"Nicht genau so, aber der erste Teil hat auf jeden Fall gestimmt", sagte Holdener beim SRF auf die Frage, ob ihr Plan genau so aufgegangen sei, wie sie sich das vorgestellt hat. Sie sei in der Mitte des Hanges eher zu weit hinten gewesen, aber es sei sicherlich ein "ganz guter" Start gewesen.
Ähnlich wie bei den Männern am Samstag sei es in den ersten Toren sehr glatt, später sei der Schnee dann aggressiv und schön zum Fahren. Im Hang sei der Schnee dann eher auf der weichen Seite, bevor im flachen Schlussabschnitt wieder das Harte herauskommt. "Es ist sicher speziell und man muss das Gefühl auspacken."
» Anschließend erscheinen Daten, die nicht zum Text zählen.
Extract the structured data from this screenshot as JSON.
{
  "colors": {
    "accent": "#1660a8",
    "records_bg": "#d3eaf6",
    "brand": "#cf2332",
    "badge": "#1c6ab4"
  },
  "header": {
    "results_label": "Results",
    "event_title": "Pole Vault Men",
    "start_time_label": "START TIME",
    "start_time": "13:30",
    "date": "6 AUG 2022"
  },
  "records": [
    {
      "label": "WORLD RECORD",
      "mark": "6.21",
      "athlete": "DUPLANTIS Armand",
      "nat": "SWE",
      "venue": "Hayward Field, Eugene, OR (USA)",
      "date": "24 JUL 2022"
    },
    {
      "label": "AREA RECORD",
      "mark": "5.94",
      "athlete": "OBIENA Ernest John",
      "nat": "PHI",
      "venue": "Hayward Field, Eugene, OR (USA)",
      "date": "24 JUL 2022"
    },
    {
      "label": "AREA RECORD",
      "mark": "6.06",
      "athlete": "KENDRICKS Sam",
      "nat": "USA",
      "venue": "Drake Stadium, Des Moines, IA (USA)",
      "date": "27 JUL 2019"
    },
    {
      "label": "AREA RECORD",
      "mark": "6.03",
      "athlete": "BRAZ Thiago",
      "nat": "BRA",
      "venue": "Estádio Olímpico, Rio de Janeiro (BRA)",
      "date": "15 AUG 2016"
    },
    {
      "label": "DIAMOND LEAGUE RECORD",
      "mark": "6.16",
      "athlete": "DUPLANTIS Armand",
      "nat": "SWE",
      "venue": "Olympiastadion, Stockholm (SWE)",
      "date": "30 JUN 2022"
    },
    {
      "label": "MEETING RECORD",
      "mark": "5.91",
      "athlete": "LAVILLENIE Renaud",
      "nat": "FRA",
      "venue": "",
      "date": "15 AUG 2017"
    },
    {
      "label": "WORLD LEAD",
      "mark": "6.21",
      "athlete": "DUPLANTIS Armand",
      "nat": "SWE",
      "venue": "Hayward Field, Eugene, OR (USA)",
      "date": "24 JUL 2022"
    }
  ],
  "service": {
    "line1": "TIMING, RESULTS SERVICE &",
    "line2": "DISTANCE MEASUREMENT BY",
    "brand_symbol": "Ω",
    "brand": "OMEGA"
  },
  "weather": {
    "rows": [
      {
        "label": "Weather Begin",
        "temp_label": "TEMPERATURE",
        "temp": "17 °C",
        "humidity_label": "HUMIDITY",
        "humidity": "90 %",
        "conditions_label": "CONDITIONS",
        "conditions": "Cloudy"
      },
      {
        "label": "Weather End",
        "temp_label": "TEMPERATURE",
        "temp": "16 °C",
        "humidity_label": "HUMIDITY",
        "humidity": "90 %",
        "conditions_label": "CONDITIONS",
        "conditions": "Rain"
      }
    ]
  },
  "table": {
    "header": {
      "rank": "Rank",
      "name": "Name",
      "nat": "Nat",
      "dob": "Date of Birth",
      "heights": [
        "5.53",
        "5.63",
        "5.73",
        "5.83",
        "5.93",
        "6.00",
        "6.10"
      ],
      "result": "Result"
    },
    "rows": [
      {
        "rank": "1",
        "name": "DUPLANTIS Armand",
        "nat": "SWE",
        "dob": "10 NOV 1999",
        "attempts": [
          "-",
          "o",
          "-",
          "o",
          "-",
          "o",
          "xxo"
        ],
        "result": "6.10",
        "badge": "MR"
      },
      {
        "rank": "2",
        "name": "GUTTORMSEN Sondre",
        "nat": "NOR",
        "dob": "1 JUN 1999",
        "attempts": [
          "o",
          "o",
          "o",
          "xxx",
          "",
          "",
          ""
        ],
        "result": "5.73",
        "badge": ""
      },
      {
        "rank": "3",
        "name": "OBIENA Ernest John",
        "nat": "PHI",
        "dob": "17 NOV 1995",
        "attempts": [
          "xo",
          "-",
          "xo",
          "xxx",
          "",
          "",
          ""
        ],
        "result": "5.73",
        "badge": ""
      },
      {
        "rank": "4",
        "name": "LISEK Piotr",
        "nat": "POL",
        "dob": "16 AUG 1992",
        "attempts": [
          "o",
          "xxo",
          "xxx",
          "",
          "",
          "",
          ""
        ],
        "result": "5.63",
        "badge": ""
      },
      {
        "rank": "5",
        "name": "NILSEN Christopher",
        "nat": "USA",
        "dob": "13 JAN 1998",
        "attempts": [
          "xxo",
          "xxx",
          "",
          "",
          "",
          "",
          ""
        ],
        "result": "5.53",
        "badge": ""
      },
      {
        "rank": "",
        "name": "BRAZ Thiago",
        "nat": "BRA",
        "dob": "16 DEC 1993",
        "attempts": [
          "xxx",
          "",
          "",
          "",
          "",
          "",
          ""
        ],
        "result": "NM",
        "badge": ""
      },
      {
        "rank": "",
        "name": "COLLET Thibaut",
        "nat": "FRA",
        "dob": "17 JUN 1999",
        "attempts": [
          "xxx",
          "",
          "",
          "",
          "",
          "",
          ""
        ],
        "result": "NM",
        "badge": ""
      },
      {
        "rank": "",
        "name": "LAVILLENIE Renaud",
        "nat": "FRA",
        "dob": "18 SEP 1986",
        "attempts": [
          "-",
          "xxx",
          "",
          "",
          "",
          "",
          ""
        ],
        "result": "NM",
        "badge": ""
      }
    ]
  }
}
Das während der Fahrt umzustellen, gelang ihr nicht überall gleich schnell, denn dafür hätte sie höher stehen müssen. Holdener zeigt sich trotzdem zufrieden. Es hätte viel Gutes drin gehabt und sie habe eine gute Ausgangslage.
Camille Rast
Rast sah sich im Steilhang "nicht so schlecht". Oben hätte sie den Rhythmus nicht auf Anhieb gefunden und sei deswegen langsam gestartet. "Und leider auch unten im letzten Flachstück: Da war ich richtig langsam." Für den zweiten Lauf müsse sie eine Lösung finden, damit sie von oben bis unten schnell sein kann.
Im Flachstück will die Walliserin das Timing besser finden, denn es war nicht nur der Übergang ins Flachstück, der ihr misslang, sie hatte auch einen Fehler kurz vor dem Ziel. "Es sind kleine Sachen, aber hier kostet das schnell viel Zeit. Schauen wir, wie es im zweiten Lauf gesetzt ist und dann wieder Vollgas."
Eliane Christen
Nur kurz nach ihrem Lauf erschien auch Eliane Christen zum Interview. Etwas ausser Atem sagte sie: "Schon noch streng gewesen. Shiffrins Trainer hat uns schon einen schwierigen Kurs gesetzt." Sie gestand gleich ein, dass sie relativ viele Probleme gehabt hat.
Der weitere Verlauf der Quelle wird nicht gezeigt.